René DESCARTES (1596-1650), Discours de la méthode pour bien conduire sa raison et chercher la vérité dans les sciences, plus la dioptrique, les météores et la géométrie, qui sont des essais de cette méthode (1637)

Événement majeur dépassant le cadre de la littérature pour devenir fait de société. Le titre est à lui seul une citation et tout un programme, voire une déclaration de guerre à l’Ancien Régime ! Restée célèbre, elle va déclencher, avec quelques autres, des polémiques qui finiront par la mise à l’Index des œuvres de Descartes, après sa mort.

Selon ce philosophe absolument novateur, il faut vérifier par le raisonnement toutes les idées ou vérités reçues. C’est cela, l’essentiel de sa méthode. Mais c’est une rupture avec tout ce qui est enseigné dans les universités. Il remet notamment en cause la religion d’État. Le cartésianisme aura des vertus déstabilisantes et des conséquences scientifiques que l’auteur ne soupçonnait pas !

SIECLE DE LOUIS XIV (1643-1715)

« Notre France est ruinée,
Faut de ce Cardinal
Abréger les années,
Il est auteur du mal. »751

La Chasse donnée à Mazarin, chanson populaire anonyme. Bulletin de la Société de l’histoire de France (1835), Renouard éd

Le cardinal Mazarin succédant au cardinal de Richelieu est pareillement détesté, en raison de la crise des subsistances et de la lourdeur des impôts nécessaires pour financer la guerre.

Le peuple taillable et corvéable à merci chante : « Pour payer les subsides / J’ai vendu mon godet / Ma poêle, ma marmite / Jusques à mon soufflet / Moi, pour payer les tailles / J’ai vendu mes moutons / Je couche sur la paille / Je n’ai pas le teston [monnaie royale] / Moi, j’ai chose certaine / Vendu un gros pourceau / Mes chèvres et mes gélines / Pour payer les impôts. »

On dénombre près de 6 500 mazarinades, dont quelques appels au meurtre. L’anonymat est évidemment gage d’impunité.

« Qu’ils chantent, pourvu qu’ils paient. »759

MAZARIN (1602-1661). Dictionnaire de français Larousse, au mot « payer »

Un impôt de plus, des relations supposées avec la reine, une impopularité grandissante, tout est occasion de mazarinade (pamphlet), mais Mazarin se moque de ces chansons et de ceux qui les chantent.
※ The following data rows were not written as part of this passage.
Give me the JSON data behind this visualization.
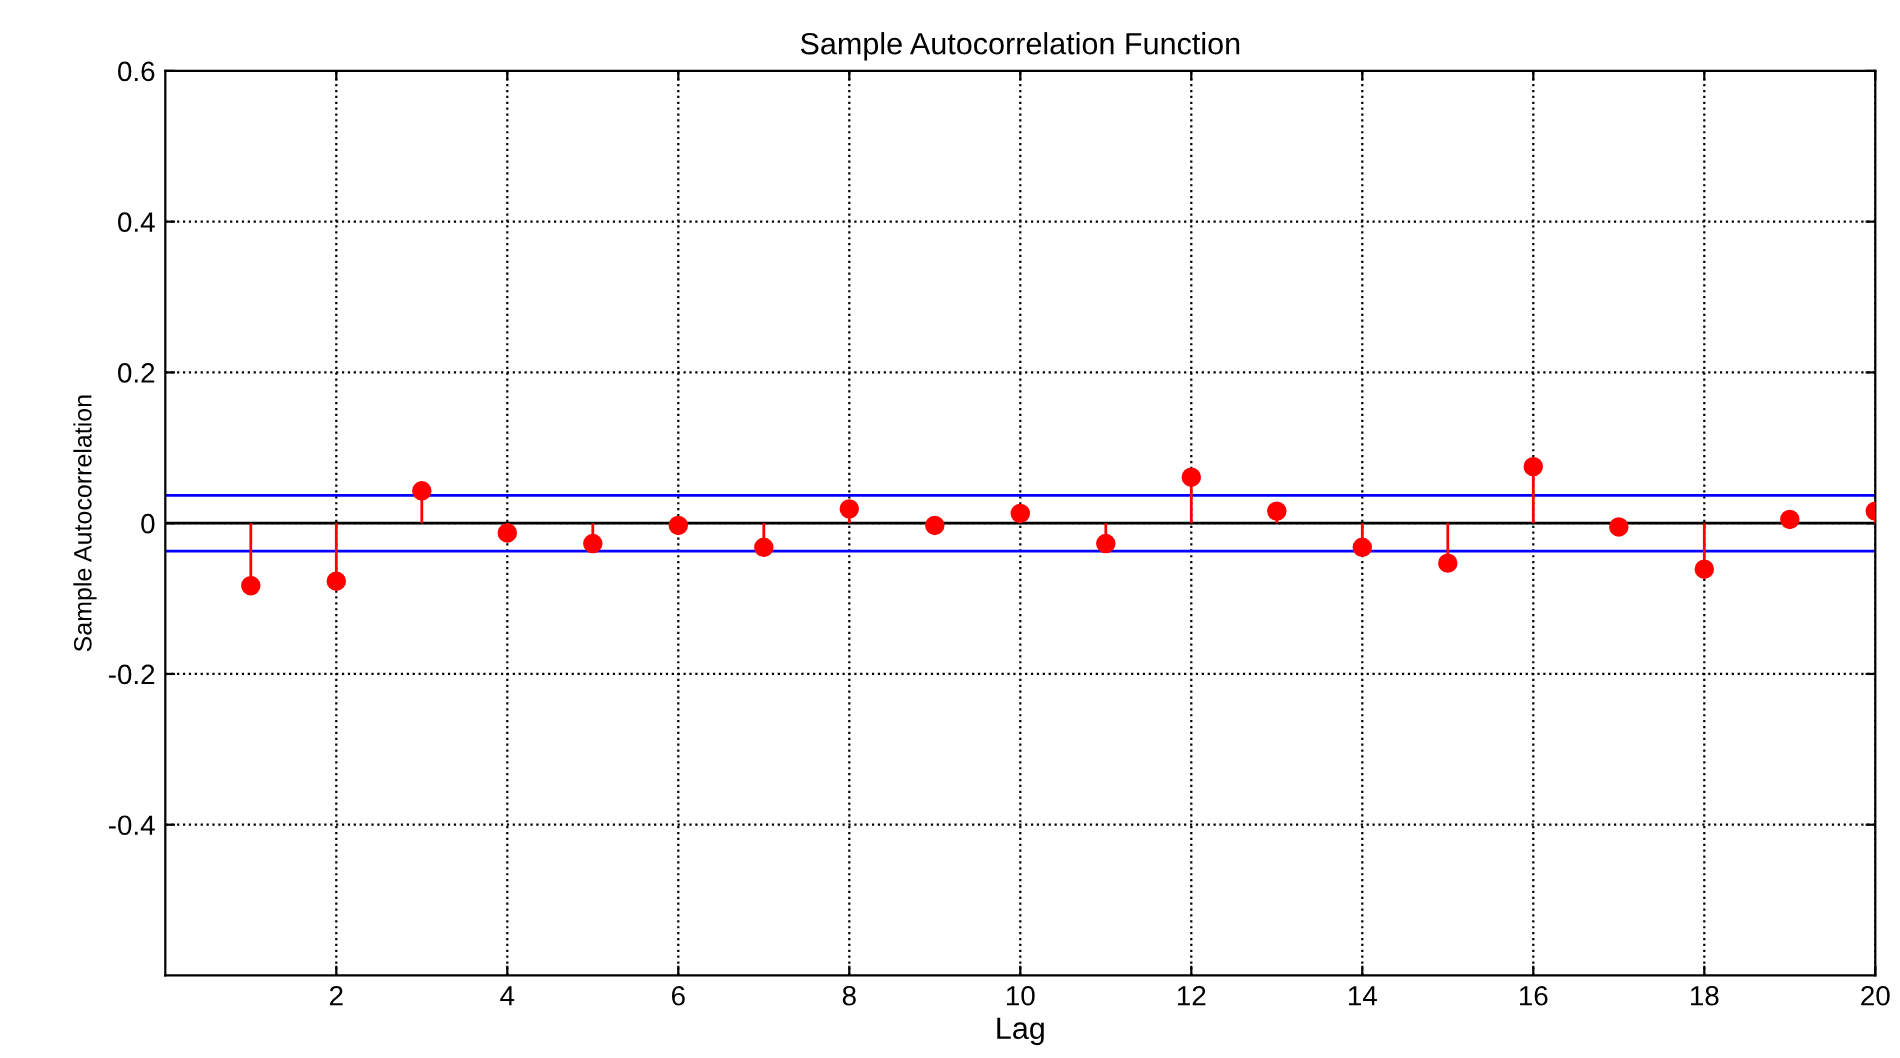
{
  "chart_data": {
    "type": "lollipop",
    "title": "Sample Autocorrelation Function",
    "xlabel": "Lag",
    "ylabel": "Sample Autocorrelation",
    "x": [
      1,
      2,
      3,
      4,
      5,
      6,
      7,
      8,
      9,
      10,
      11,
      12,
      13,
      14,
      15,
      16,
      17,
      18,
      19,
      20
    ],
    "series": [
      {
        "color": "#ff0000",
        "values": [
          -0.083,
          -0.077,
          0.043,
          -0.013,
          -0.027,
          -0.003,
          -0.032,
          0.019,
          -0.003,
          0.013,
          -0.027,
          0.061,
          0.016,
          -0.032,
          -0.053,
          0.075,
          -0.005,
          -0.061,
          0.005,
          0.016
        ]
      }
    ],
    "xlim": [
      0,
      20
    ],
    "xticks": [
      2,
      4,
      6,
      8,
      10,
      12,
      14,
      16,
      18,
      20
    ],
    "ylim": [
      -0.6,
      0.6
    ],
    "yticks": [
      -0.4,
      -0.2,
      0,
      0.2,
      0.4,
      0.6
    ],
    "ref_lines": [
      {
        "axis": "y",
        "value": 0.037,
        "color": "#0000ff"
      },
      {
        "axis": "y",
        "value": -0.037,
        "color": "#0000ff"
      }
    ],
    "grid": true,
    "marker": "circle",
    "line_style": "solid"
  }
}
Il bravera toutes les formes d’opposition, gardant et renforçant son pouvoir jusqu’à sa mort.

« Dieu merci, il est crevé. »806

Hortense MANCINI (1646-1699), Mémoires (posthume)

C’est le cri du cœur de la famille (son frère et une de ses sœurs) à la nouvelle de la mort du cardinal Mazarin, leur oncle. La belle et spirituelle mazarinette ajoute : « À vrai dire, je n’en fus guère plus affligée ; et c’est une chose remarquable qu’un homme de ce mérite, après avoir travaillé toute sa vie pour élever et enrichir sa famille, n’en ait reçu que des marques d’aversion, même après sa mort. »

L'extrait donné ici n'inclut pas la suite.